22 November 2022, The Tablet

Covid choirs ban was flawed, says study



Covid choirs ban was flawed, says study

Members of the Together in Hope Project choir perform “The Stranger” in its world premiere at the Trondheim International Olavsfest in Trondheim, Norway, earlier this year.
CNS photo/courtesy Together in Hope Project

A new study has challenged health evidence that led to bans on choir practices and performances worldwide during the Covid-19 pandemic.

Choirs were effectively silenced after a health report into one of the first US Covid-19 outbreaks among a church choir in Washington, when 53 people who attended developed symptoms and the local health department concluded that one person who later tested positive — and who had shown signs of a cold beforehand — was probably the source of the infection.

Hundreds of scientific papers went on to quote the investigation, claiming that the March 2020 Skagit Valley Chorale rehearsal in Mount Vernon, Washington Presbyterian Church one of the pandemic’s first so-called super-spreader events.

Now a re-examination of the data by Brunel University London, Nottingham Trent University and Brighton and Sussex Medical School, which looked at the epidemiological curve, has revealed that in the majority of cases, infection occurred two to four days before the choir practice, showing Covid was already rife in the community.

“We show it is vanishingly unlikely that this was a single point source outbreak as widely claimed and on which modelling has been based,” says the study published in the journal, Public Health.

“An unexamined assumption has led to erroneous policy conclusions about the risks of singing, and indoor spaces more generally, and the benefits of increased levels of ventilation,” the study reports.

In the UK alone, there are more than 40,000 choirs and 2.14 million people sing regularly, according to figures from Voices Now, which lists the health benefits of community singing. Britain banned indoor singing in March 2020 and it was 18 months before the prohibition was finally relaxed.

TV choirmaster Gareth Malone, from BAFTA-winning reality series The Choir, said: “The outbreak in the Skagit Valley Chorale sent shockwaves round the singing world. I’m sure singers everywhere will welcome the fact that this is being looked at again. Singing with others is so good for us in so many ways, but some people are still fearful about singing because of Covid, and so it’s important that we are constantly re-evaluating the evidence.

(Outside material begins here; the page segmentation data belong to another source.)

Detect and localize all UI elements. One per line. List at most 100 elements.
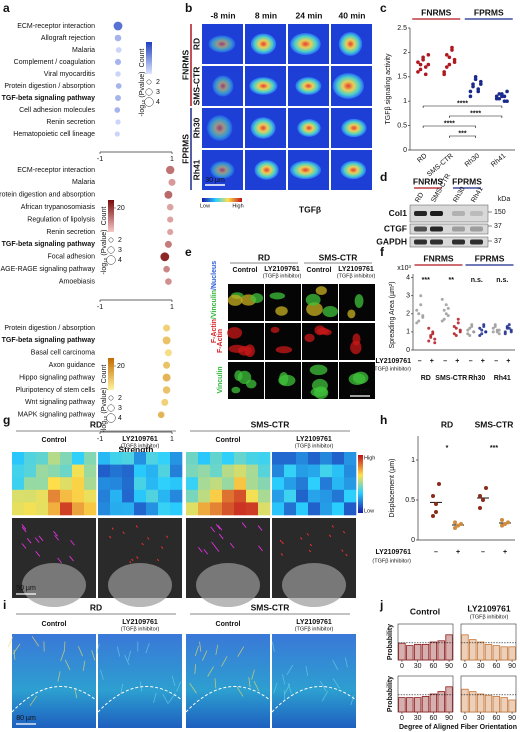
data-point — [471, 84, 475, 89]
scale-label: 50 µm — [16, 585, 36, 592]
panel-letter: c — [380, 1, 387, 15]
data-point — [500, 518, 504, 522]
significance-label: *** — [490, 445, 498, 452]
time-label: -8 min — [210, 10, 235, 20]
colorbar-tick-label: 20 — [117, 363, 125, 370]
fiber — [215, 644, 219, 655]
enrichment-dot — [114, 131, 120, 137]
term-label: TGF-beta signaling pathway — [2, 95, 95, 102]
fiber — [116, 646, 121, 657]
column-header: SMS-CTR — [475, 419, 514, 429]
fiber — [273, 683, 278, 694]
band — [452, 211, 465, 216]
cell — [297, 119, 321, 137]
x-axis-label: Degree of Aligned Fiber Orientation — [399, 724, 517, 731]
stimulus-label: TGFβ — [299, 204, 321, 214]
kda-label: 37 — [494, 238, 502, 245]
data-point — [478, 334, 482, 338]
displacement-arrow — [211, 541, 216, 548]
heatmap-cell — [72, 489, 85, 503]
displacement-arrow — [203, 548, 209, 555]
heatmap-cell — [234, 502, 247, 516]
row-label: F-Actin/Vinculin/Nucleus — [211, 261, 218, 343]
legend-title: -log₁₀ (Pvalue) — [101, 388, 108, 433]
fiber — [321, 690, 329, 702]
displacement-arrow — [131, 558, 134, 562]
cell — [304, 333, 315, 343]
fiber — [272, 641, 275, 652]
row-label-part: /Vinculin — [211, 290, 218, 319]
term-label: Viral myocarditis — [44, 71, 96, 78]
data-point — [437, 482, 441, 486]
heatmap-cell — [36, 502, 49, 516]
term-label: Axon guidance — [49, 362, 95, 369]
significance-label: * — [446, 445, 449, 452]
data-point — [442, 70, 446, 74]
data-point — [415, 308, 419, 312]
heatmap-cell — [296, 452, 309, 465]
heatmap-cell — [134, 502, 147, 516]
enrichment-dot — [166, 203, 174, 211]
data-point — [484, 330, 488, 334]
heatmap-cell — [186, 502, 199, 516]
heatmap-cell — [320, 502, 333, 516]
x-tick-label: 90 — [508, 663, 516, 670]
band — [430, 211, 443, 216]
cell — [348, 373, 366, 385]
heatmap-cell — [246, 464, 259, 478]
heatmap-cell — [186, 452, 199, 465]
cell — [249, 77, 278, 95]
heatmap-cell — [146, 489, 159, 503]
row-label-part: /Nucleus — [211, 261, 218, 290]
bar — [500, 646, 508, 661]
data-point — [500, 523, 504, 528]
displacement-arrow — [257, 525, 263, 531]
data-point — [479, 82, 483, 86]
data-point — [505, 89, 509, 94]
enrichment-dot — [163, 265, 170, 273]
panel-letter: j — [379, 598, 383, 612]
displacement-arrow — [215, 523, 221, 530]
displacement-arrow — [111, 527, 114, 530]
bar — [508, 646, 516, 661]
bar — [437, 691, 445, 713]
term-label: Regulation of lipolysis — [27, 216, 95, 223]
cell — [350, 340, 362, 355]
heatmap-cell — [84, 464, 97, 478]
heatmap-cell — [98, 477, 111, 491]
fiber — [7, 636, 14, 648]
heatmap-cell — [24, 502, 37, 516]
heatmap-cell — [198, 502, 211, 516]
data-point — [478, 506, 482, 510]
data-point — [427, 326, 431, 330]
heatmap-cell — [284, 452, 297, 465]
data-point — [431, 494, 435, 498]
colorbar-label: Low — [364, 508, 374, 514]
condition-label: Control — [42, 437, 67, 444]
cell — [275, 346, 293, 354]
term-label: Protein digestion and absorption — [0, 192, 95, 199]
row-label: Vinculin — [217, 366, 224, 393]
scale-label: 80 µm — [16, 715, 36, 722]
heatmap-cell — [320, 489, 333, 503]
column-header: LY2109761 — [467, 603, 510, 613]
size-key-label: 2 — [156, 79, 160, 86]
heatmap-cell — [24, 452, 37, 465]
significance-label: **** — [470, 110, 481, 117]
data-point — [444, 65, 449, 69]
blot — [409, 236, 489, 248]
displacement-arrow — [241, 522, 247, 528]
data-point — [503, 522, 507, 526]
term-label: Complement / coagulation — [14, 59, 95, 66]
bar — [492, 696, 501, 713]
scale-label: 30 µm — [350, 388, 370, 395]
fiber — [31, 636, 40, 647]
term-label: African trypanosomiasis — [21, 204, 96, 211]
treatment-sign: – — [443, 358, 447, 365]
heatmap-cell — [24, 489, 37, 503]
blot — [409, 223, 489, 235]
legend-title: -log₁₀ (Pvalue) — [101, 230, 108, 275]
significance-label: n.s. — [471, 277, 483, 284]
cell — [237, 370, 252, 385]
bar — [429, 693, 438, 713]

“The Skagit County story is a good example of a familiar problem, where an early provisional, study gets taken for granted and cited without critical re-evaluation,” said Professor Robert Dingwall of Nottingham Trent University. “There are likely to be many similar cases out there and the scientific community needs to find better ways of detecting them, if policy mistakes are to be avoided.”

Led by public health infectious diseases specialist Professor Jackie Cassell from Brighton and Sussex Medical School, the team behind the new study is calling for the original claims to be re-examined.

“Ethically we think the original outbreak investigation should not [have] mentioned an index case,” said Brunel University London’s Dr Colin Axon. “That’s because everybody in that choir would know who the first person was. So mentioning it puts that person at risk, effectively saying they’re responsible for the death of their friends. That’s a massive and unacceptable moral burden.”

The public health department’s early findings, and the fear they generated, had a huge influence on UK Government policy around singing, explained music director and conductor, Sam Evans. “In May 2021, the Government planned to release many Covid restrictions as part of the ‘road map’. But singing was placed under continued restriction, because of a widespread belief at the highest levels that it presented a unique risk.This re-evaluation of the Skagit Valley Chorale outbreak shows that fear was unfounded.”